BY RUBY IGWE
Way back, I used to think everyone was immortal. I just never had to adjust to the kind of shocking change that is someone ceasing to exist. But now, I’m more than once bitten. And yesterday evening, I got bitten once again. Mama Wa has left Earth’s building. It doesn’t feel real, or normal. I’m not sure what to write anymore. Rest in peace, yes, of course. Definitely, always…
Auntie, I’m so glad the AMVCAs celebrated you when they did. Fuji House of Commotion was how we crossed paths, but your creative career spanned decades, and several sectors and genres. And I am so proud of how much you achieved, how many lives you touched. The ones who posted about it, the ones who will, and the ones who will never post. All join.
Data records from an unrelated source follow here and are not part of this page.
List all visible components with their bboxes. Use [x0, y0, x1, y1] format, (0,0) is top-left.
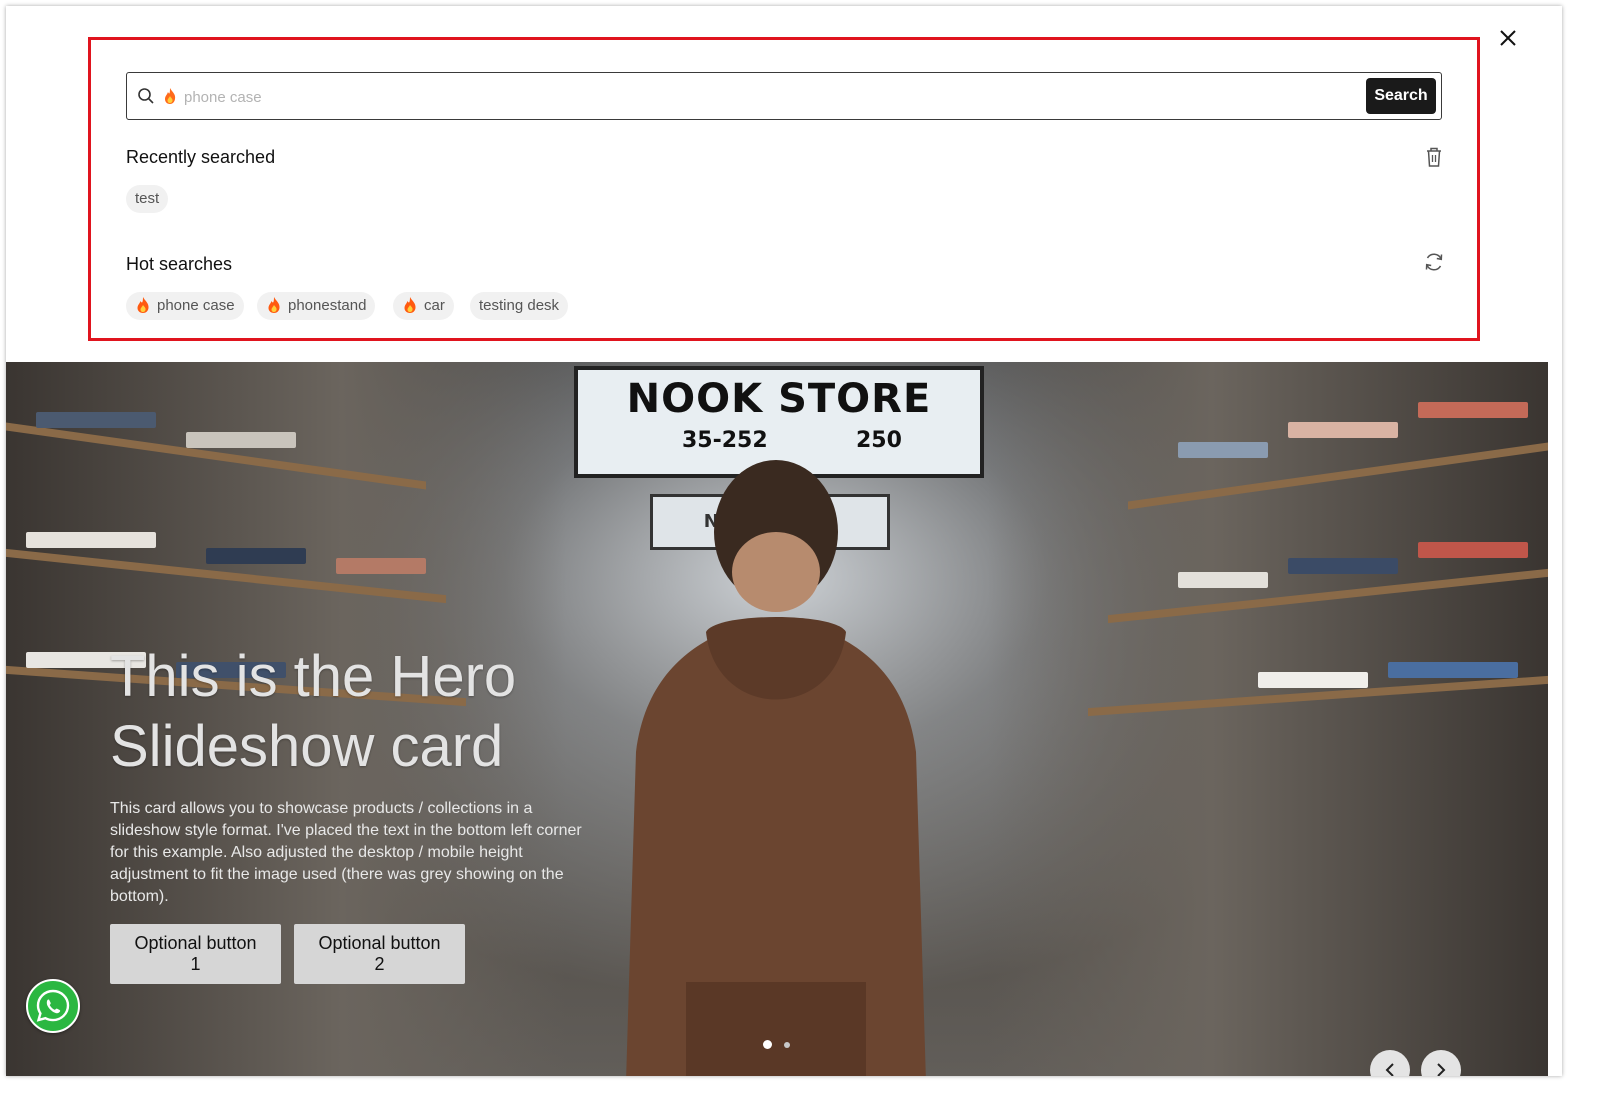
hot-flame-icon: [137, 297, 149, 313]
browser-viewport: Search Recently searched test Hot search…: [6, 6, 1562, 1076]
next-slide-button[interactable]: [1421, 1050, 1461, 1076]
optional-button-2[interactable]: Optional button 2: [294, 924, 465, 984]
search-button[interactable]: Search: [1366, 78, 1436, 114]
trash-icon[interactable]: [1424, 146, 1444, 168]
store-sign-text: NOOK STORE: [626, 376, 932, 422]
search-icon: [138, 88, 154, 104]
prev-slide-button[interactable]: [1370, 1050, 1410, 1076]
hot-flame-icon: [268, 297, 280, 313]
refresh-icon[interactable]: [1423, 251, 1445, 273]
close-icon[interactable]: [1496, 26, 1520, 50]
hero-title-line: Slideshow card: [110, 714, 504, 779]
hero-title-line: This is the Hero: [110, 644, 517, 709]
search-overlay: Search Recently searched test Hot search…: [6, 6, 1562, 362]
chip-label: car: [424, 297, 445, 314]
hot-search-chip[interactable]: phonestand: [257, 292, 376, 320]
chevron-right-icon: [1437, 1063, 1446, 1076]
slide-dot[interactable]: [784, 1042, 790, 1048]
slide-dot-active[interactable]: [763, 1040, 772, 1049]
chip-label: phone case: [157, 297, 235, 314]
recent-search-chip[interactable]: test: [126, 185, 169, 213]
hot-flame-icon: [404, 297, 416, 313]
hero-description: This card allows you to showcase product…: [110, 800, 582, 905]
chip-label: test: [135, 190, 160, 207]
recently-searched-title: Recently searched: [126, 147, 276, 167]
hot-searches-title: Hot searches: [126, 254, 233, 274]
chip-label: phonestand: [288, 297, 367, 314]
chip-label: testing desk: [479, 297, 560, 314]
store-shelves-right: [988, 362, 1548, 1076]
hot-search-chip[interactable]: phone case: [126, 292, 244, 320]
hero-text-block: This is the Hero Slideshow card This car…: [110, 642, 630, 908]
hero-title: This is the Hero Slideshow card: [110, 642, 630, 782]
hero-slideshow: NOOK STORE 35-252 250 NOOK STORE This is…: [6, 362, 1548, 1076]
search-input[interactable]: [182, 81, 1356, 113]
whatsapp-icon: [36, 989, 70, 1022]
hot-flame-icon: [165, 88, 176, 104]
hot-search-chip[interactable]: testing desk: [470, 292, 569, 320]
search-bar: Search: [126, 72, 1442, 120]
whatsapp-chat-button[interactable]: [26, 979, 80, 1033]
chevron-left-icon: [1385, 1063, 1394, 1076]
optional-button-1[interactable]: Optional button 1: [110, 924, 281, 984]
hot-search-chip[interactable]: car: [393, 292, 454, 320]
I have this sinking feeling though, that the Creative Industries’ infrastructural deficits failed you. We should have been celebrating every decade. You should have been teaching in some academy, so young hopefuls understand how it was done. There should have been documentaries, stars on walks of fame. We could have done so much better. But let this not turn into a rant.
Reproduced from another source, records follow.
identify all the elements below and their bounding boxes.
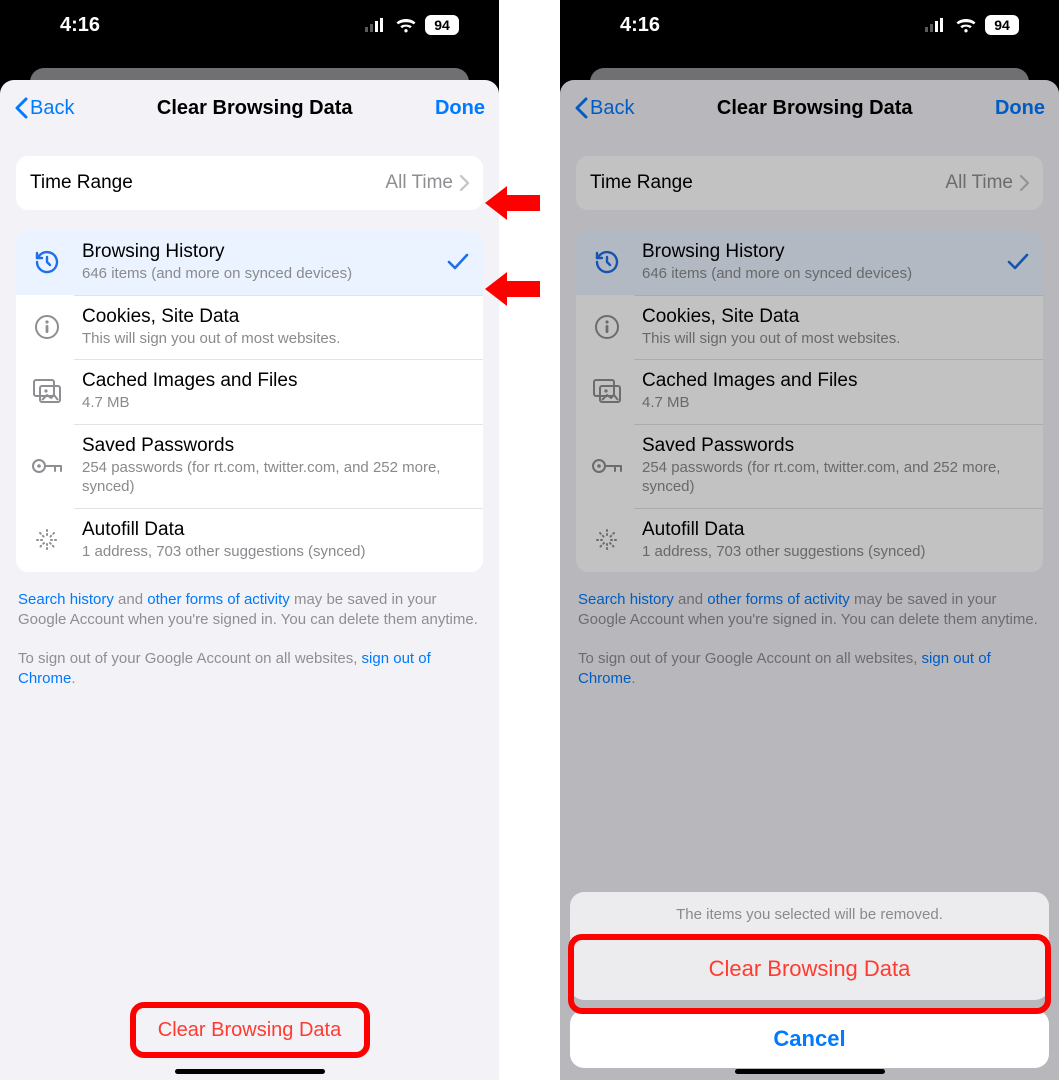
phone-screenshot-2: 4:16 94 Back Clear Browsing Data Done — [560, 0, 1059, 1080]
item-title: Cookies, Site Data — [82, 306, 469, 328]
settings-sheet: Back Clear Browsing Data Done Time Range… — [560, 80, 1059, 1080]
item-saved-passwords[interactable]: Saved Passwords 254 passwords (for rt.co… — [16, 424, 483, 508]
action-sheet: The items you selected will be removed. … — [570, 892, 1049, 1068]
checkmark-icon — [447, 253, 469, 271]
back-label: Back — [30, 97, 74, 120]
images-icon — [30, 378, 64, 404]
item-title: Browsing History — [82, 241, 429, 263]
item-title: Cached Images and Files — [82, 370, 469, 392]
nav-bar: Back Clear Browsing Data Done — [0, 80, 499, 136]
cancel-button[interactable]: Cancel — [570, 1010, 1049, 1068]
item-cookies[interactable]: Cookies, Site Data This will sign you ou… — [16, 295, 483, 360]
item-subtitle: 1 address, 703 other suggestions (synced… — [82, 542, 469, 562]
battery-icon: 94 — [985, 15, 1019, 35]
cellular-icon — [365, 18, 387, 32]
time-range-row[interactable]: Time Range All Time — [16, 156, 483, 210]
chevron-right-icon — [459, 175, 469, 191]
item-subtitle: 646 items (and more on synced devices) — [82, 264, 429, 284]
other-activity-link[interactable]: other forms of activity — [147, 591, 290, 608]
item-browsing-history[interactable]: Browsing History 646 items (and more on … — [16, 230, 483, 295]
status-time: 4:16 — [620, 14, 660, 37]
info-icon — [30, 314, 64, 340]
status-bar: 4:16 94 — [0, 0, 499, 50]
cellular-icon — [925, 18, 947, 32]
phone-screenshot-1: 4:16 94 Back Clear Browsing Data Done — [0, 0, 499, 1080]
time-range-value: All Time — [385, 172, 453, 194]
clear-browsing-data-button[interactable]: Clear Browsing Data — [130, 1002, 370, 1058]
footer-note-2: To sign out of your Google Account on al… — [18, 649, 481, 690]
sparkle-icon — [30, 527, 64, 553]
item-autofill[interactable]: Autofill Data 1 address, 703 other sugge… — [16, 508, 483, 573]
history-icon — [30, 248, 64, 276]
battery-icon: 94 — [425, 15, 459, 35]
key-icon — [30, 456, 64, 476]
wifi-icon — [955, 17, 977, 33]
page-title: Clear Browsing Data — [157, 97, 353, 120]
action-sheet-message: The items you selected will be removed. — [570, 892, 1049, 937]
footer-note-1: Search history and other forms of activi… — [18, 590, 481, 631]
wifi-icon — [395, 17, 417, 33]
home-indicator — [175, 1069, 325, 1074]
confirm-clear-button[interactable]: Clear Browsing Data — [570, 937, 1049, 1000]
item-title: Saved Passwords — [82, 435, 469, 457]
item-subtitle: 254 passwords (for rt.com, twitter.com, … — [82, 458, 469, 497]
home-indicator — [735, 1069, 885, 1074]
item-cache[interactable]: Cached Images and Files 4.7 MB — [16, 359, 483, 424]
item-title: Autofill Data — [82, 519, 469, 541]
status-bar: 4:16 94 — [560, 0, 1059, 50]
back-button[interactable]: Back — [14, 97, 74, 120]
time-range-label: Time Range — [30, 172, 367, 194]
item-subtitle: This will sign you out of most websites. — [82, 329, 469, 349]
search-history-link[interactable]: Search history — [18, 591, 114, 608]
settings-sheet: Back Clear Browsing Data Done Time Range… — [0, 80, 499, 1080]
status-time: 4:16 — [60, 14, 100, 37]
done-button[interactable]: Done — [435, 97, 485, 120]
item-subtitle: 4.7 MB — [82, 393, 469, 413]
Aunty Mama Wa, you are immortal in our hearts and our films. I for one, as young as I was when I met you, will never forget you. Watching you on those days on set I’d wonder where you would summon all the anger from to become Mama Wa, Chief Fuji’s perpetually irritated older sister. Between takes, you would lapse into this smiling place of grace and no airs and I’d just be looking.
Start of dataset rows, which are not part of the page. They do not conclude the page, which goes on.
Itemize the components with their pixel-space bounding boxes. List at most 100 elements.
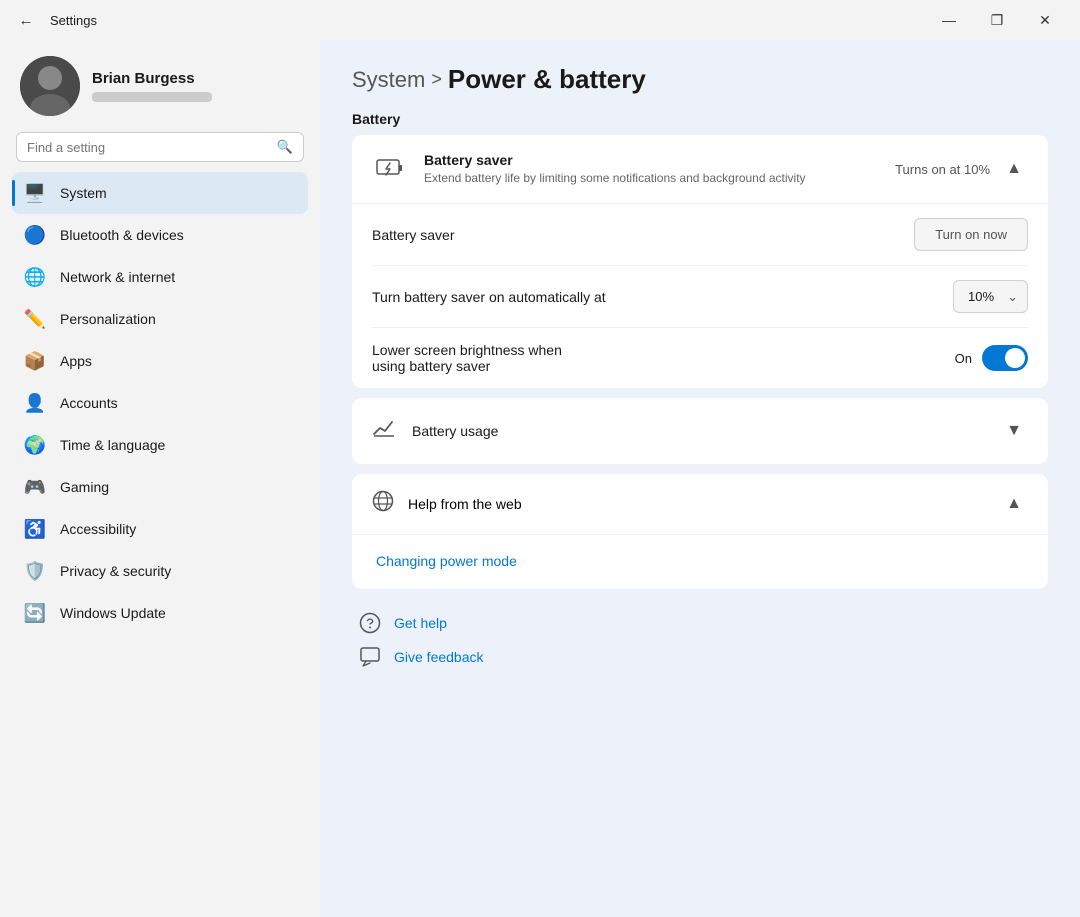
bluetooth-icon: 🔵 (24, 224, 46, 246)
battery-saver-title: Battery saver (424, 152, 879, 168)
sidebar-item-label-accessibility: Accessibility (60, 521, 136, 537)
maximize-button[interactable]: ❐ (974, 4, 1020, 36)
sidebar-item-gaming[interactable]: 🎮 Gaming (12, 466, 308, 508)
battery-usage-icon (372, 416, 396, 446)
search-box[interactable]: 🔍 (16, 132, 304, 162)
window-controls: — ❐ ✕ (926, 4, 1068, 36)
app-title: Settings (50, 13, 97, 28)
battery-saver-inner-label: Battery saver (372, 227, 454, 243)
battery-saver-description: Extend battery life by limiting some not… (424, 170, 879, 187)
battery-saver-inner-row: Battery saver Turn on now (372, 204, 1028, 266)
battery-usage-row[interactable]: Battery usage ▼ (352, 398, 1048, 464)
breadcrumb-parent: System (352, 67, 425, 93)
sidebar-item-bluetooth[interactable]: 🔵 Bluetooth & devices (12, 214, 308, 256)
gaming-icon: 🎮 (24, 476, 46, 498)
windows-update-icon: 🔄 (24, 602, 46, 624)
sidebar-item-privacy[interactable]: 🛡️ Privacy & security (12, 550, 308, 592)
battery-saver-info: Battery saver Extend battery life by lim… (424, 152, 879, 187)
percentage-select[interactable]: 5% 10% 15% 20% 25% (953, 280, 1028, 313)
help-globe-icon (372, 490, 394, 518)
sidebar-nav: 🖥️ System 🔵 Bluetooth & devices 🌐 Networ… (12, 172, 308, 634)
user-name: Brian Burgess (92, 70, 300, 87)
breadcrumb-current: Power & battery (448, 64, 646, 95)
privacy-icon: 🛡️ (24, 560, 46, 582)
sidebar-item-label-privacy: Privacy & security (60, 563, 171, 579)
personalization-icon: ✏️ (24, 308, 46, 330)
auto-turn-on-label: Turn battery saver on automatically at (372, 289, 606, 305)
network-icon: 🌐 (24, 266, 46, 288)
sidebar-item-label-system: System (60, 185, 107, 201)
sidebar-item-label-personalization: Personalization (60, 311, 156, 327)
sidebar-item-label-gaming: Gaming (60, 479, 109, 495)
system-icon: 🖥️ (24, 182, 46, 204)
battery-saver-header-row: Battery saver Extend battery life by lim… (352, 135, 1048, 204)
battery-saver-card: Battery saver Extend battery life by lim… (352, 135, 1048, 388)
lower-brightness-label: Lower screen brightness when using batte… (372, 342, 562, 374)
changing-power-mode-link[interactable]: Changing power mode (376, 553, 517, 569)
sidebar-item-label-windows-update: Windows Update (60, 605, 166, 621)
app-body: Brian Burgess 🔍 🖥️ System 🔵 Bluetooth & … (0, 40, 1080, 917)
sidebar-item-accessibility[interactable]: ♿ Accessibility (12, 508, 308, 550)
main-content: System > Power & battery Battery Battery… (320, 40, 1080, 917)
close-button[interactable]: ✕ (1022, 4, 1068, 36)
avatar-image (20, 56, 80, 116)
sidebar-item-label-network: Network & internet (60, 269, 175, 285)
battery-usage-expand-button[interactable]: ▼ (1000, 417, 1028, 445)
back-button[interactable]: ← (12, 6, 40, 34)
sidebar-item-system[interactable]: 🖥️ System (12, 172, 308, 214)
sidebar-item-accounts[interactable]: 👤 Accounts (12, 382, 308, 424)
search-input[interactable] (27, 140, 269, 155)
turn-on-now-button[interactable]: Turn on now (914, 218, 1028, 251)
sidebar-item-label-bluetooth: Bluetooth & devices (60, 227, 184, 243)
help-collapse-button[interactable]: ▲ (1000, 490, 1028, 518)
time-icon: 🌍 (24, 434, 46, 456)
brightness-toggle-label: On (955, 351, 972, 366)
sidebar-item-time[interactable]: 🌍 Time & language (12, 424, 308, 466)
minimize-button[interactable]: — (926, 4, 972, 36)
breadcrumb: System > Power & battery (352, 64, 1048, 95)
sidebar-item-windows-update[interactable]: 🔄 Windows Update (12, 592, 308, 634)
help-header[interactable]: Help from the web ▲ (352, 474, 1048, 535)
give-feedback-row: Give feedback (356, 643, 1048, 671)
titlebar: ← Settings — ❐ ✕ (0, 0, 1080, 40)
titlebar-left: ← Settings (12, 6, 97, 34)
avatar (20, 56, 80, 116)
sidebar-item-label-apps: Apps (60, 353, 92, 369)
battery-saver-status: Turns on at 10% (895, 162, 990, 177)
help-card: Help from the web ▲ Changing power mode (352, 474, 1048, 589)
help-link-row: Changing power mode (352, 535, 1048, 589)
sidebar-item-network[interactable]: 🌐 Network & internet (12, 256, 308, 298)
give-feedback-link[interactable]: Give feedback (394, 649, 484, 665)
battery-saver-icon (372, 151, 408, 187)
get-help-link[interactable]: Get help (394, 615, 447, 631)
battery-saver-expanded: Battery saver Turn on now Turn battery s… (352, 204, 1048, 388)
lower-brightness-row: Lower screen brightness when using batte… (372, 328, 1028, 388)
brightness-toggle-row: On (955, 345, 1028, 371)
battery-saver-right: Turns on at 10% ▲ (895, 155, 1028, 183)
battery-usage-card: Battery usage ▼ (352, 398, 1048, 464)
battery-saver-collapse-button[interactable]: ▲ (1000, 155, 1028, 183)
sidebar-item-apps[interactable]: 📦 Apps (12, 340, 308, 382)
help-title: Help from the web (408, 496, 986, 512)
sidebar: Brian Burgess 🔍 🖥️ System 🔵 Bluetooth & … (0, 40, 320, 917)
sidebar-item-personalization[interactable]: ✏️ Personalization (12, 298, 308, 340)
sidebar-item-label-accounts: Accounts (60, 395, 118, 411)
accounts-icon: 👤 (24, 392, 46, 414)
battery-section-title: Battery (352, 111, 1048, 127)
bottom-links: Get help Give feedback (352, 609, 1048, 671)
user-account-blurred (92, 92, 212, 102)
get-help-row: Get help (356, 609, 1048, 637)
accessibility-icon: ♿ (24, 518, 46, 540)
sidebar-item-label-time: Time & language (60, 437, 165, 453)
brightness-toggle[interactable] (982, 345, 1028, 371)
get-help-icon (356, 609, 384, 637)
auto-turn-on-row: Turn battery saver on automatically at 5… (372, 266, 1028, 328)
search-icon: 🔍 (277, 139, 293, 155)
breadcrumb-separator: > (431, 69, 442, 90)
turn-on-right: Turn on now (914, 218, 1028, 251)
percentage-select-wrap[interactable]: 5% 10% 15% 20% 25% (953, 280, 1028, 313)
user-section: Brian Burgess (12, 40, 308, 132)
give-feedback-icon (356, 643, 384, 671)
apps-icon: 📦 (24, 350, 46, 372)
user-info: Brian Burgess (92, 70, 300, 102)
I remember trying to imitate you during the ‘Aquaya’ episode when you had bug spray in Fuji House, in my house, and how I failed miserably, to much laughter. You straddled comedy and seriousness with an amazing balance that I’m not sure will be replicated easily. I wish we had more time together. We always think we have time, to make our plans and dreams a reality.
We always forget time’s relentlessness, and life’s way of moving everyone forward at a frenetic pace without us noticing. These memories I’m mentioning must be at least ten years old now. A lifetime ago. Auntie o, rest in peace. Thank you for gifting us with the blessing that was your excellence. Thank you for being that city on a hill. I’m going to pretend you aren’t gone.
Because you aren’t, remember?
I’m going to put you in my heart’s hall of fame, and channel you when I need to be excellently creative. Thank you so much for being. I wonder whether it’s a play or a film you’ll do first in heaven. I guess we’ll know someday. I celebrate you, and your life, and your legacy. Thank you.